Zdenek Zeman si difende. Le sue uscite, a cominciare da quella contro Giancarlo Abete (definito, in un’intervista, “nemico del calcio“), non danneggiano la Roma. Questa almeno è la sua convinzione: “L’intervista no di sicuro, forse qualche titolo sì. Non intendevo quelle tre parole così, come sono uscite sono giornali – la precisazione del tecnico boemo -. Credo invece che la Federazione avrebbe potuto approfittare di tante situazioni per cercare di migliorare: la mia non era un’accusa personale verso il presidente della Figc“. Chiarito il discorso relativo ad Abete, Zeman si concentra sulla sfida contro il Bologna: “La squadra sta lavorando bene – assicura l’allenatore giallorosso –. Ci sono mancati tanti Nazionali, che però sono tornati col morale più alto perché hanno fatto bene“.

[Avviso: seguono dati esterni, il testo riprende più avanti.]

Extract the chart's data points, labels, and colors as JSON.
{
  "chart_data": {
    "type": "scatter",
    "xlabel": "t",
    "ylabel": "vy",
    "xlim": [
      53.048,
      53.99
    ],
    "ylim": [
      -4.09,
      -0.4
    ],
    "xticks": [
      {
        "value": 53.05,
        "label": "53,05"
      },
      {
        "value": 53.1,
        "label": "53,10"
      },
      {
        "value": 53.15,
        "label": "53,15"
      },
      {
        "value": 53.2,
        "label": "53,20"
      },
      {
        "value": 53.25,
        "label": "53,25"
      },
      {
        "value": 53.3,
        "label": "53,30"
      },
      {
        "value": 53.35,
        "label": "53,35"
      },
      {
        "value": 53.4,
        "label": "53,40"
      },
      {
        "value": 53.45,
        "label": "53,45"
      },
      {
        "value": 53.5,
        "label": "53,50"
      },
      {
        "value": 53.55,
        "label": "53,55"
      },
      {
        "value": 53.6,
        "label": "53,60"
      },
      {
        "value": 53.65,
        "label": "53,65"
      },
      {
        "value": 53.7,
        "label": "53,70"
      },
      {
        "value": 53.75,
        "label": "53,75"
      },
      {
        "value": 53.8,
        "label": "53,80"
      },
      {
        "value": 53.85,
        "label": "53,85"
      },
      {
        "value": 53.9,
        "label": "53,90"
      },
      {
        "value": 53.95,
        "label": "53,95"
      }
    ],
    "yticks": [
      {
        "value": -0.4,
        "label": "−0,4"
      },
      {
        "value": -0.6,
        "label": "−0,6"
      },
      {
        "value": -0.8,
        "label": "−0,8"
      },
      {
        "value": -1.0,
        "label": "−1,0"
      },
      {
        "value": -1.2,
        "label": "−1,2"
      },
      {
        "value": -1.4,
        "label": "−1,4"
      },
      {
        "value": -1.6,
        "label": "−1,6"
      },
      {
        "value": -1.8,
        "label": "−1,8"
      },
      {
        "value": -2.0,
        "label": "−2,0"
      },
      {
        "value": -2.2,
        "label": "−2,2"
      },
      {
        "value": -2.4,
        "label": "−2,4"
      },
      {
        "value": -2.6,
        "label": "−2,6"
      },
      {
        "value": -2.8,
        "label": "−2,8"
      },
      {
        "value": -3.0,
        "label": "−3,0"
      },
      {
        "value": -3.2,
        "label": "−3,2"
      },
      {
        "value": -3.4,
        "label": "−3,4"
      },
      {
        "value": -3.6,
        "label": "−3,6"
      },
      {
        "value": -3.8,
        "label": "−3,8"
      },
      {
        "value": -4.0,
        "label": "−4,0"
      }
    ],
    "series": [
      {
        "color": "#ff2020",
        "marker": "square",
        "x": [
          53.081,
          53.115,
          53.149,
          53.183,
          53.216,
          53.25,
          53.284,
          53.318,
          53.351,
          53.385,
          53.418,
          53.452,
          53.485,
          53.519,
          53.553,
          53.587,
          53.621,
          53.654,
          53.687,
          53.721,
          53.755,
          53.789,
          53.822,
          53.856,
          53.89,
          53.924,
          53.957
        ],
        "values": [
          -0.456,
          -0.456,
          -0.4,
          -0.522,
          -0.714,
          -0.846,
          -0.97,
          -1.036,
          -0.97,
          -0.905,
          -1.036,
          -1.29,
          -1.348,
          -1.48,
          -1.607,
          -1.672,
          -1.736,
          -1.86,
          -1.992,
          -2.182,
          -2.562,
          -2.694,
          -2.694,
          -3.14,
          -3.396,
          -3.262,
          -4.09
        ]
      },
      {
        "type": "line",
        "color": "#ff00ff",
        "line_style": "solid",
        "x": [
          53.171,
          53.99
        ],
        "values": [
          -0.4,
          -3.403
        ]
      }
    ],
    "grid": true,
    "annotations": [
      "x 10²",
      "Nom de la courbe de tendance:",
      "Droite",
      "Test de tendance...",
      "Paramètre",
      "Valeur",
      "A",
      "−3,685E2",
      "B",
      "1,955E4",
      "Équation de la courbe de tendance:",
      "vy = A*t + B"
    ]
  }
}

Non siamo l’anti-Juve – Molti addetti ai lavori vedono nella Roma la principale antagonista della Juventus in chiave scudetto. Zeman non è d’accordo: “Noi vogliamo fare il nostro campionato meglio possibile, in Italia il campionato è più equilibrato e la prima può sempre perdere anche con l’ultima – spiega il tecnico –. Il Bologna ha zero punti ma ha giocato bene contro il Milan. Nessuno ci regalerà niente, dobbiamo essere bravi a superare certe difficoltà“. Massima attenzione ai rossoblù, quindi, con un De Rossi in meno (“L’infortunio in Nazionale? Sono cose che succedono), un Balzaretti in più (“è disponibile, a posto“) e un Destro in grande forma dopo il gol contro Malta: “Ha talento, ha voglia, vive per il gol – spiega Zeman –. Spero faccia bene già da domani“.